I did manage to go home, sneak a bite to eat (thanks to Patrick, who had the foresight to grab some take out), and start a roast for
dinner (that later came out looking like a charcoal briquette, since I
forgot to set a timer) before I made a run to the grocery store to
correct an emergency diaper shortage. While trying to buy said diapers and some ingredients for the week, my mother calls and asks me to come over tomorrow night to help set up her new home office.
Really? I wonder what she will do when I show up with all three kids...
But in the wake of having a rough afternoon, it really wasn't all bad. When I started writing, it certainly felt that way. I definitely cried and started whining about how overwhelmed I felt. As I started writing, though, my inner optimist fought her way to the surface. Patrick helped by reading over my shoulder and giving a well-timed hug.
Then, I couldn't help thinking of a few good things that happened. For one, I was able to get Wonder Boy into our town's REALLY GOOD pediatrician. That's hard to do. I had to wait about 2 months to get Eli in as a new patient when he was little, and was never able to get W into their practice. To have all 3 kids at the same (great) doctor's office is freaking fantastic.
Later, at the grocery store, I was so relieved when I turned from paying for my groceries and realized that someone had bagged them for me, put them in a cart, and offered to help me to the car. This little bit of extra effort on someone else's part took a surprising amount of weight off of my shoulders. I normally would think someone was being ridiculous if they said this made them as happy as it made me...but I'm not kidding when I say that it made it possible for me to drive home, finish cooking dinner for my family, and (sort of) clean the kitchen afterward.
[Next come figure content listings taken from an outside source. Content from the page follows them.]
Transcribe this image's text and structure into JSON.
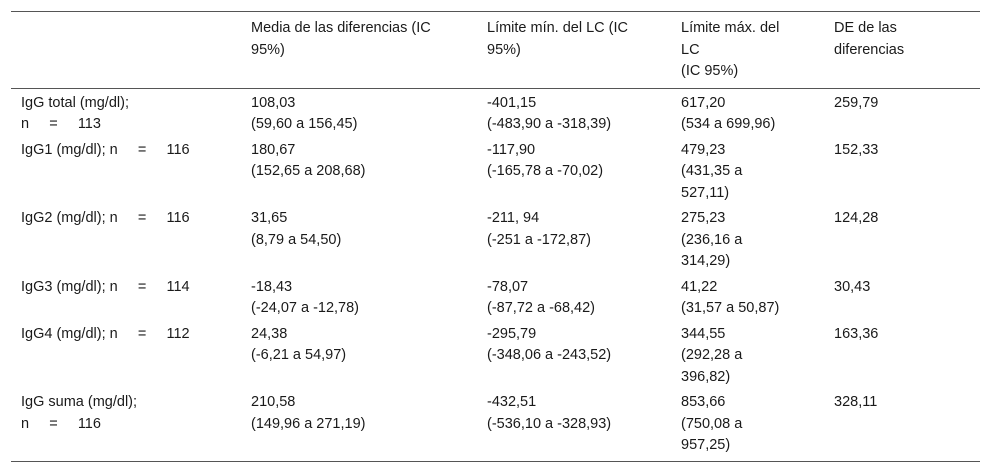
{
  "table": {
    "headers": [
      [
        ""
      ],
      [
        "Media de las diferencias (IC",
        "95%)"
      ],
      [
        "Límite mín. del LC (IC",
        "95%)"
      ],
      [
        "Límite máx. del",
        "LC",
        "(IC 95%)"
      ],
      [
        "DE de las",
        "diferencias"
      ]
    ],
    "rows": [
      [
        [
          "IgG total (mg/dl);",
          "n     =     113"
        ],
        [
          "108,03",
          "(59,60 a 156,45)"
        ],
        [
          "-401,15",
          "(-483,90 a -318,39)"
        ],
        [
          "617,20",
          "(534 a 699,96)"
        ],
        [
          "259,79"
        ]
      ],
      [
        [
          "IgG1 (mg/dl); n     =     116"
        ],
        [
          "180,67",
          "(152,65 a 208,68)"
        ],
        [
          "-117,90",
          "(-165,78 a -70,02)"
        ],
        [
          "479,23",
          "(431,35 a",
          "527,11)"
        ],
        [
          "152,33"
        ]
      ],
      [
        [
          "IgG2 (mg/dl); n     =     116"
        ],
        [
          "31,65",
          "(8,79 a 54,50)"
        ],
        [
          "-211, 94",
          "(-251 a -172,87)"
        ],
        [
          "275,23",
          "(236,16 a",
          "314,29)"
        ],
        [
          "124,28"
        ]
      ],
      [
        [
          "IgG3 (mg/dl); n     =     114"
        ],
        [
          "-18,43",
          "(-24,07 a -12,78)"
        ],
        [
          "-78,07",
          "(-87,72 a -68,42)"
        ],
        [
          "41,22",
          "(31,57 a 50,87)"
        ],
        [
          "30,43"
        ]
      ],
      [
        [
          "IgG4 (mg/dl); n     =     112"
        ],
        [
          "24,38",
          "(-6,21 a 54,97)"
        ],
        [
          "-295,79",
          "(-348,06 a -243,52)"
        ],
        [
          "344,55",
          "(292,28 a",
          "396,82)"
        ],
        [
          "163,36"
        ]
      ],
      [
        [
          "IgG suma (mg/dl);",
          "n     =     116"
        ],
        [
          "210,58",
          "(149,96 a 271,19)"
        ],
        [
          "-432,51",
          "(-536,10 a -328,93)"
        ],
        [
          "853,66",
          "(750,08 a",
          "957,25)"
        ],
        [
          "328,11"
        ]
      ]
    ]
  }
}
Though, it definitely did not make it possible for me to do laundry tonight...and I'm feeling very guilty for letting clothes 'marinate' in the hamper overnight while I write.
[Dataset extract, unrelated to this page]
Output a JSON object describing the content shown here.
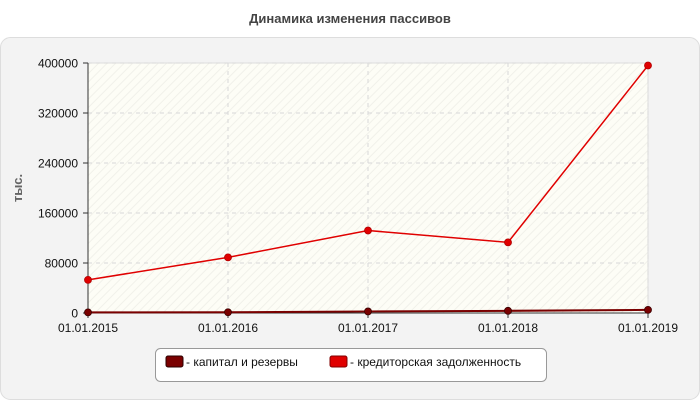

Now, this is not to mention that, while Wonder Boy's behavior is still very challenging, he is making major improvements. He surprises me frequently with what he WILL do....and with what he thinks he WON'T do. Getting dressed in the morning is on his "Nope" list. Sometimes getting in or out of the car is on his "Nope" list. Trust me when I say...his "No's" are almost always non-negotiable (for example, we're not going to preschool naked). But, his decisions to randomly decide to use the toilet instead of his diaper...and giving hugs in the doctor's office today...and quietly playing all afternoon with Eli have been pleasant surprises. Though, the fact that he is sick may have played a role in the 'quiet playing'. But, the unsolicited, freely given hugs were pretty awesome.
The potty thing was also pretty cool, and deserves an explanation. Though his teachers do have the kids "try" to potty 3 or 4 times per day, Wonder Boy is definitely not potty trained. Other than letting him 'try' at school, I wasn't planning on addressing this with him yet, as he's been through so many life changes lately. But then, we accidentally got him to go #2 on the toilet last night. I'd been changing him for bed, and realized that he was in the middle of 'the go', so put him on the potty to finish. And gave him a treat for doing so. Tonight, he started grabbing his behind and fussing. Patrick figured out what he was trying to tell us, and took him...and he successfully went! We're celebrating a bit, because this is how Eli started, too. But we're not prepared to force the issue. He will continue to wear diapers until he decides he wants to completely train, or until I think he's really ready. I'm already having to put my foot down on too many other issues!
So, really it's not all bad. It's just a lot. I know tomorrow will be better, and I'm glad that Patrick is staying with Wonder Boy tomorrow. For now, I'm going to indulge in some old sitcoms, spicy chips, and that yummy sweet tea : ).